The most important collections include:

===The Dr. Manuel de la Pila Iglesias collection===
Covering the period from 1898 to 1950, this collection consists of documents, photographs, and personal objects of Dr. Manuel de la Pila Iglesias that show the evolution of health and medicine in Ponce during the early-to-middle 20th century.

===The Juan Sisco Santiago collection===
Covering the period from 1930 to 1980, this collection includes documents, publications, objects, and photographs by the famous Ponce photographer Juan Sisco Santiago, and illustrating the political, social, cultural and economic daily life of Ponce during the second half of the 20th century.

===The Dr. Ana Dolores Pérez Marchand collection===
Covering the period from 1911 to 1950, this collection includes photographs, documents, publications, and personal items of Ponce's first female physician, Ana Dolores Pérez Marchand. Dr. Pérez Marchand was also one of the first three female physician in Puerto Rico. This collection provides a valuable resource for studying the role of women during the early 20th century, and the development of health and medicine in Puerto Rico in general.

===The Emilio J. Pasarell collection===
Covering the period from 1900 to 1920, this collection includes postcards by Ponce photographer José Rodríguez Serra. The collection was donated by the Emilio J. Pasarell succession. These offer a visual panorama of Ponce's streets, public and private buildings, plazas, and businesses in the first two decades of the 20th century.

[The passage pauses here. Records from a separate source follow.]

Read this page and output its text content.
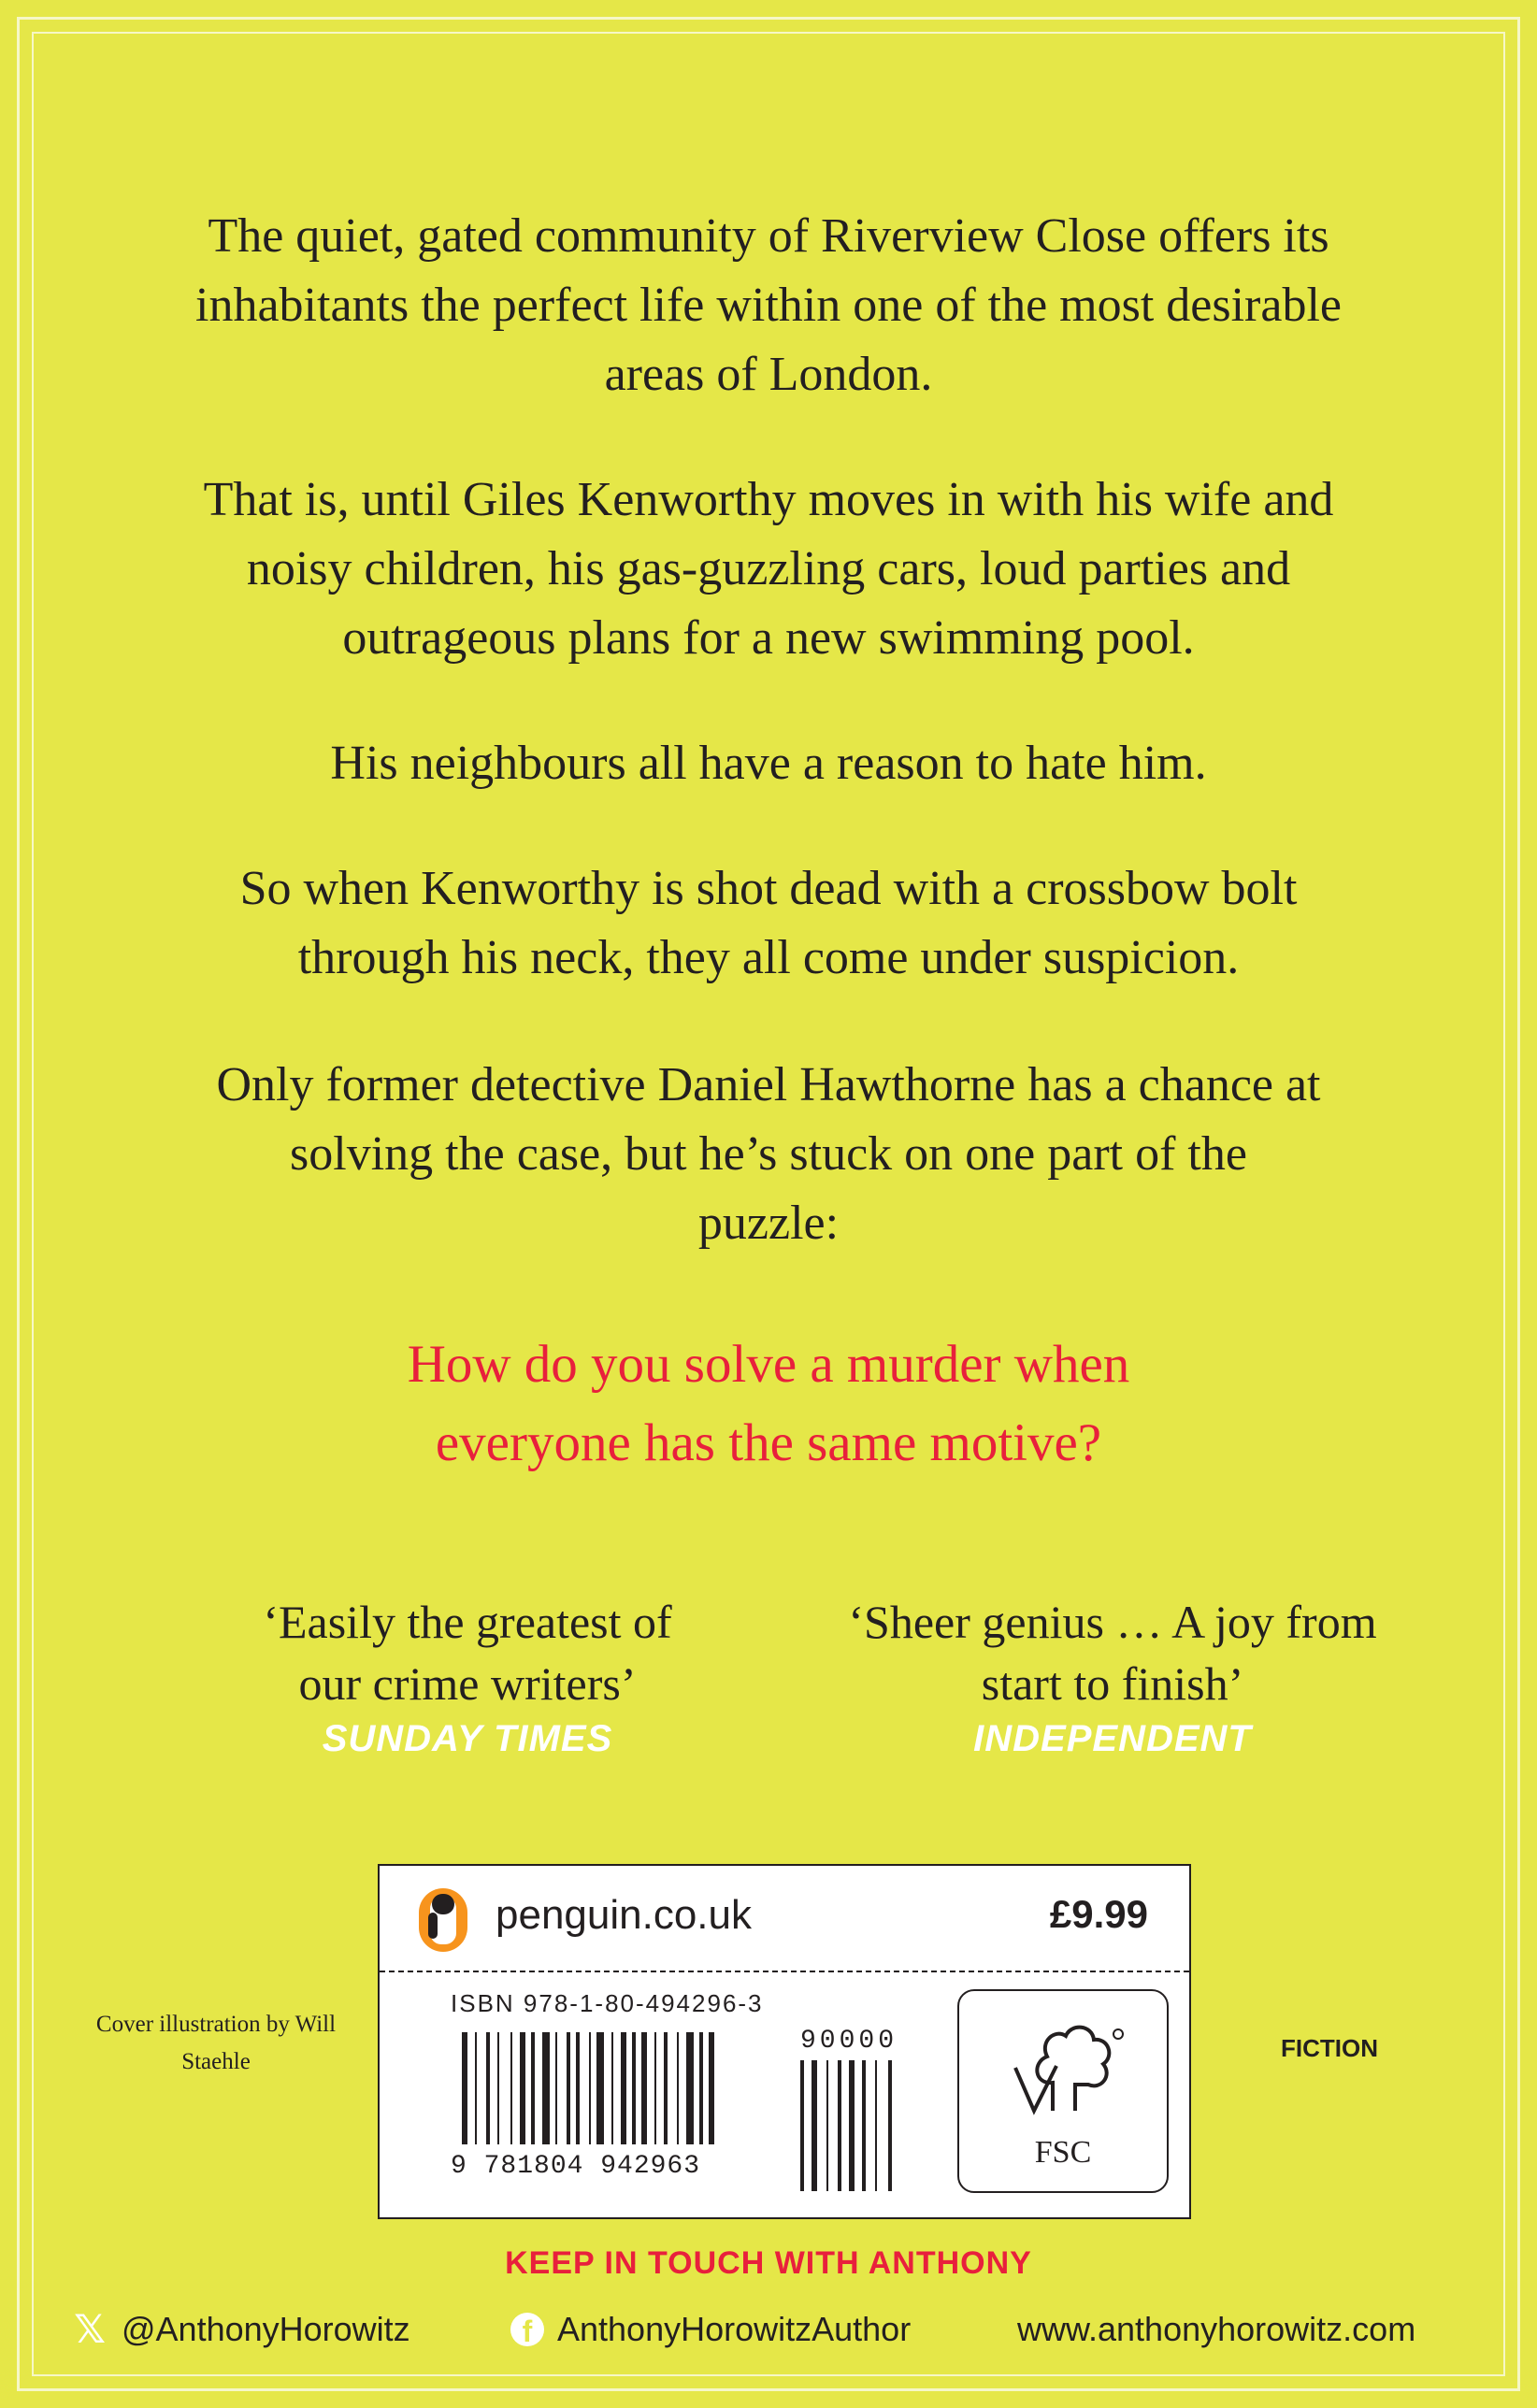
The quiet, gated community of Riverview Close offers its inhabitants the perfect life within one of the most desirable areas of London.

That is, until Giles Kenworthy moves in with his wife and noisy children, his gas-guzzling cars, loud parties and outrageous plans for a new swimming pool.

His neighbours all have a reason to hate him.

So when Kenworthy is shot dead with a crossbow bolt through his neck, they all come under suspicion.

Only former detective Daniel Hawthorne has a chance at solving the case, but he’s stuck on one part of the puzzle:

How do you solve a murder when everyone has the same motive?
‘Easily the greatest of our crime writers’
SUNDAY TIMES
‘Sheer genius … A joy from start to finish’
INDEPENDENT
penguin.co.uk	£9.99
ISBN 978-1-80-494296-3
90000
9 781804 942963	FSC
Cover illustration by Will Staehle	FICTION
KEEP IN TOUCH WITH ANTHONY
𝕏 @AnthonyHorowitz	f AnthonyHorowitzAuthor	www.anthonyhorowitz.com
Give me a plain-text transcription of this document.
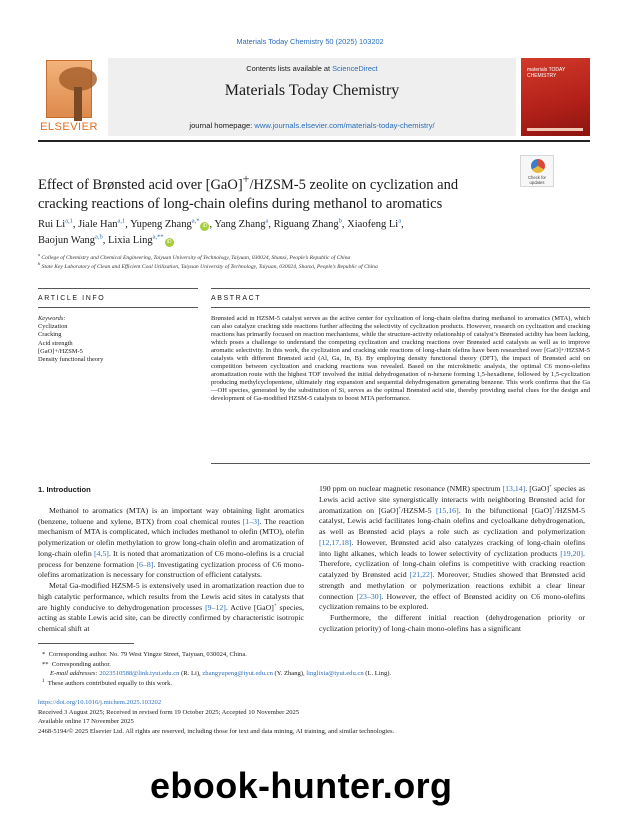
Materials Today Chemistry 50 (2025) 103202
ELSEVIER
Contents lists available at ScienceDirect
Materials Today Chemistry
journal homepage: www.journals.elsevier.com/materials-today-chemistry/
materials TODAY CHEMISTRY
Check for updates
Effect of Brønsted acid over [GaO]+/HZSM-5 zeolite on cyclization and cracking reactions of long-chain olefins during methanol to aromatics
Rui Li$^{a,1}$, Jiale Han$^{a,1}$, Yupeng Zhang$^{a,*}$iD , Yang Zhang$^a$, Riguang Zhang$^b$, Xiaofeng Li$^a$,
Baojun Wang$^{a,b}$, Lixia Ling$^{a,**}$iD
$^a$ College of Chemistry and Chemical Engineering, Taiyuan University of Technology, Taiyuan, 030024, Shanxi, People’s Republic of China
$^b$ State Key Laboratory of Clean and Efficient Coal Utilization, Taiyuan University of Technology, Taiyuan, 030024, Shanxi, People’s Republic of China
ARTICLE INFO	ABSTRACT
Keywords:
Cyclization
Cracking
Acid strength
[GaO]+/HZSM-5
Density functional theory
Brønsted acid in HZSM-5 catalyst serves as the active center for cyclization of long-chain olefins during methanol to aromatics (MTA), which can also catalyze cracking side reactions further affecting the selectivity of cyclization products. However, research on cyclization and cracking reactions has primarily focused on reaction mechanisms, while the structure-activity relationship of catalyst’s Brønsted acidity has been lacking, which poses a challenge to understand the competing cyclization and cracking reactions over Brønsted acid catalysts as well as to improve aromatic selectivity. In this work, the cyclization and cracking side reactions of long-chain olefins have been researched over [GaO]+/HZSM-5 catalysts with different Brønsted acid (Al, Ga, In, B). By employing density functional theory (DFT), the impact of Brønsted acid on competition between cyclization and cracking reactions was revealed. Based on the microkinetic analysis, the optimal C6 mono-olefins aromatization route with the highest TOF involved the initial dehydrogenation of n-hexene forming 1,5-hexadiene, followed by 1,5-cyclization producing methylcyclopentene, ultimately ring expansion and sequential dehydrogenation generating benzene. This work confirms that the Ga—OH species, generated by the substitution of Si, serves as the optimal Brønsted acid site, thereby providing useful clues for the design and development of Ga-modified HZSM-5 catalysts to boost MTA performance.
1. Introduction

Methanol to aromatics (MTA) is an important way obtaining light aromatics (benzene, toluene and xylene, BTX) from coal chemical routes [1–3]. The reaction mechanism of MTA is complicated, which includes methanol to olefin (MTO), olefin polymerization or olefin methylation to grow long-chain olefin and aromatization of long-chain olefin [4,5]. It is noted that aromatization of C6 mono-olefins is a crucial process for benzene formation [6–8]. Investigating cyclization process of C6 mono-olefins aromatization is necessary for construction of efficient catalysts.

Metal Ga-modified HZSM-5 is extensively used in aromatization reaction due to high catalytic performance, which results from the Lewis acid sites in catalysts that are highly conducive to dehydrogenation processes [9–12]. Active [GaO]+ species, acting as stable Lewis acid site, can be directly confirmed by characteristic isotropic chemical shift at

190 ppm on nuclear magnetic resonance (NMR) spectrum [13,14]. [GaO]+ species as Lewis acid active site synergistically interacts with neighboring Brønsted acid for aromatization on [GaO]+/HZSM-5 [15,16]. In the bifunctional [GaO]+/HZSM-5 catalyst, Lewis acid facilitates long-chain olefins and cycloalkane dehydrogenation, as well as Brønsted acid plays a role such as cyclization and polymerization [12,17,18]. However, Brønsted acid also catalyzes cracking of long-chain olefins into light alkanes, which leads to lower selectivity of cyclization products [19,20]. Therefore, cyclization of long-chain olefins is competitive with cracking reaction catalyzed by Brønsted acid [21,22]. Moreover, Studies showed that Brønsted acid strength and methylation or polymerization reactions exhibit a clear linear connection [23–30]. However, the effect of Brønsted acidity on C6 mono-olefins cyclization remains to be explored.

Furthermore, the different initial reaction (dehydrogenation priority or cyclization priority) of long-chain mono-olefins has a significant

* Corresponding author. No. 79 West Yingze Street, Taiyuan, 030024, China.
** Corresponding author.
E-mail addresses: 2023510588@link.tyut.edu.cn (R. Li), zhangyupeng@tyut.edu.cn (Y. Zhang), linglixia@tyut.edu.cn (L. Ling).
$^1$ These authors contributed equally to this work.
https://doi.org/10.1016/j.mtchem.2025.103202
Received 3 August 2025; Received in revised form 19 October 2025; Accepted 10 November 2025
Available online 17 November 2025
2468-5194/© 2025 Elsevier Ltd. All rights are reserved, including those for text and data mining, AI training, and similar technologies.
ebook-hunter.org
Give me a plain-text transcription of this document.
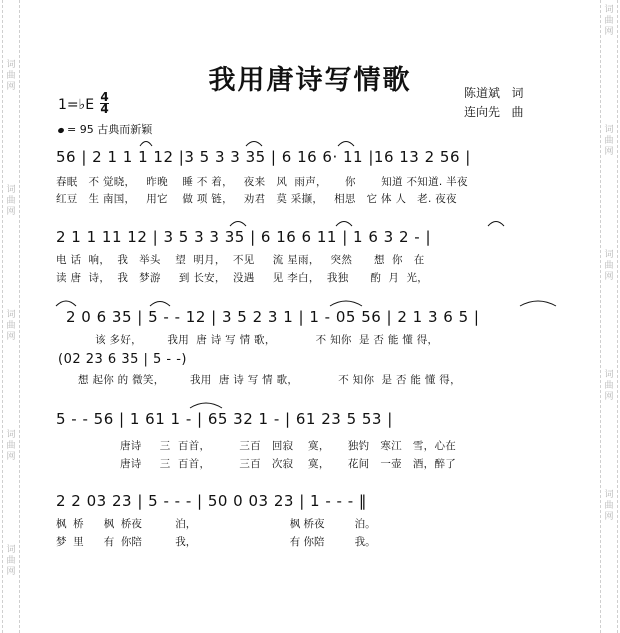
词
曲
网
词
曲
网
词
曲
网
词
曲
网
词
曲
网
词
曲
网
词
曲
网
词
曲
网
词
曲
网
词
曲
网
我用唐诗写情歌	陈道斌 词
连向先 曲
1=♭E 4
4
= 95 古典而新颖
56 | 2 1 1 1 12 |3 5 3 3 35 | 6 16 6· 11 |16 13 2 56 |
春眠   不 觉晓，   昨晚    睡 不 着，   夜来   风  雨声，     你       知道 不知道. 半夜
红豆   生 南国，   用它    做 项 链，   劝君   莫 采撷，   相思   它 体 人   老. 夜夜
2 1 1 11 12 | 3 5 3 3 35 | 6 16 6 11 | 1 6 3 2 - |
电 话  响，  我   举头    望  明月，  不见     流 星雨，   突然      想  你   在
读 唐  诗，  我   梦游     到 长安，  没遇     见 李白，  我独      酌  月  光，
2 0 6 35 | 5 - - 12 | 3 5 2 3 1 | 1 - 05 56 | 2 1 3 6 5 |
该 多好，       我用  唐 诗 写 情 歌，           不 知你  是 否 能 懂 得，
(02 23 6 35 | 5 - -)
想 起你 的 微笑，       我用  唐 诗 写 情 歌，           不 知你  是 否 能 懂 得，
5 - - 56 | 1 61 1 - | 65 32 1 - | 61 23 5 53 |
唐诗     三  百首，        三百   回寂    寞，     独钓   寒江   雪，心在
唐诗     三  百首，        三百   次寂    寞，     花间   一壶   酒，醉了
2 2 03 23 | 5 - - - | 50 0 03 23 | 1 - - - ‖
枫  桥      枫  桥夜          泊，                            枫 桥夜         泊。
梦  里      有  你陪          我，                            有 你陪         我。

===The Mariana Suárez de Longo collection===
This collection covers the period from 1949 to 1970. It consists of correspondence, invitations, graduation cards, newspaper clippings, telegrams, and photographs of educational activities in Ponce between 1949 and 1970.

===The Ramón López Crespo collection===
The Ramón López Crespo collection covers the period from 1960 to 1980. It consists of photographs, posters, programs of cultural events, magazines, letters, newspapers, postcards, flyers for musical and theatrical events, illustrating cultural life and events in Ponce between 1960 and 1980.